- Hal Bergan, consultant and former administrator, Wisconsin Unemployment Insurance Division
- Matt Harvill, vice president for unemployment compensation, Kelly Services Inc.
- Pamela Loprest, director, Income and Benefits Policy Center, Urban Institute (moderator)
- Rick McHugh, senior staff attorney, National Employment Law Project
- Wayne Vroman, senior fellow, Center on Labor, Human Services, and Population, Urban Institute
Many states’ unemployment insurance programs, which fund the first 26 weeks of benefits, are near bankruptcy. In a fragile recovery with still high unemployment rates, the choice is coming down to raising taxes or cutting benefits to keep the programs afloat. Several states have already opted to reduce benefits.
Unemployment insurance was developed for a bygone economy, where workers were laid off for relatively short periods and many returned to the same employer. Longer and longer spells of unemployment in recent years (even before the Great Recession) have led to sizeable federal expenditures for extending benefits beyond 26 weeks. Concerns also continue over whether the system works for low-wage and less-skilled workers, who are generally less likely to be eligible for benefits.

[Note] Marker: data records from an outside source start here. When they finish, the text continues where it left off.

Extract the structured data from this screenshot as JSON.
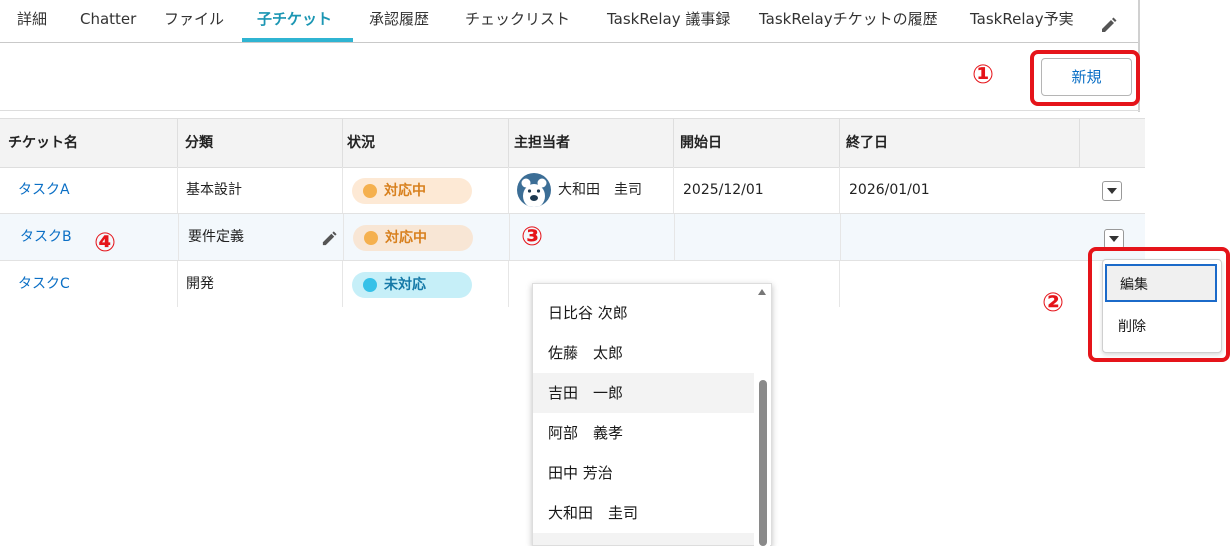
{
  "tabs": [
    {
      "label": "詳細"
    },
    {
      "label": "Chatter"
    },
    {
      "label": "ファイル"
    },
    {
      "label": "子チケット"
    },
    {
      "label": "承認履歴"
    },
    {
      "label": "チェックリスト"
    },
    {
      "label": "TaskRelay 議事録"
    },
    {
      "label": "TaskRelayチケットの履歴"
    },
    {
      "label": "TaskRelay予実"
    }
  ],
  "active_tab": "子チケット",
  "toolbar": {
    "new_label": "新規"
  },
  "table": {
    "columns": [
      "チケット名",
      "分類",
      "状況",
      "主担当者",
      "開始日",
      "終了日"
    ],
    "rows": [
      {
        "name": "タスクA",
        "category": "基本設計",
        "status": "対応中",
        "owner": "大和田　圭司",
        "start": "2025/12/01",
        "end": "2026/01/01"
      },
      {
        "name": "タスクB",
        "category": "要件定義",
        "status": "対応中",
        "owner": "",
        "start": "",
        "end": ""
      },
      {
        "name": "タスクC",
        "category": "開発",
        "status": "未対応",
        "owner": "",
        "start": "",
        "end": ""
      }
    ]
  },
  "row_menu": {
    "items": [
      "編集",
      "削除"
    ]
  },
  "owner_dropdown": {
    "options": [
      "日比谷 次郎",
      "佐藤　太郎",
      "吉田　一郎",
      "阿部　義孝",
      "田中 芳治",
      "大和田　圭司"
    ]
  },
  "annotations": {
    "m1": "①",
    "m2": "②",
    "m3": "③",
    "m4": "④"
  },
  "colors": {
    "accent": "#1b96b3",
    "link": "#0b6fc5",
    "status_in_progress_bg": "#fde9d5",
    "status_in_progress_dot": "#f5b04e",
    "status_in_progress_text": "#d8801e",
    "status_open_bg": "#c6eff8",
    "status_open_dot": "#36c1e8",
    "status_open_text": "#1679a7",
    "annotation_red": "#e5141a"
  },
  "icons": {
    "edit": "pencil-icon",
    "row_action": "chevron-down-icon",
    "avatar": "bear-avatar-icon"
  }
}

This forum will discuss some of the key problems facing unemployment insurance and ideas for overhauling the system. Questions to be addressed include:
- How can the federal government use sticks and carrots to move states to stabilize their programs?
- What is the right balance between state and federal roles in unemployment insurance?
- How can the system better meet the needs of workers contending with economic turmoil and longer durations of unemployment?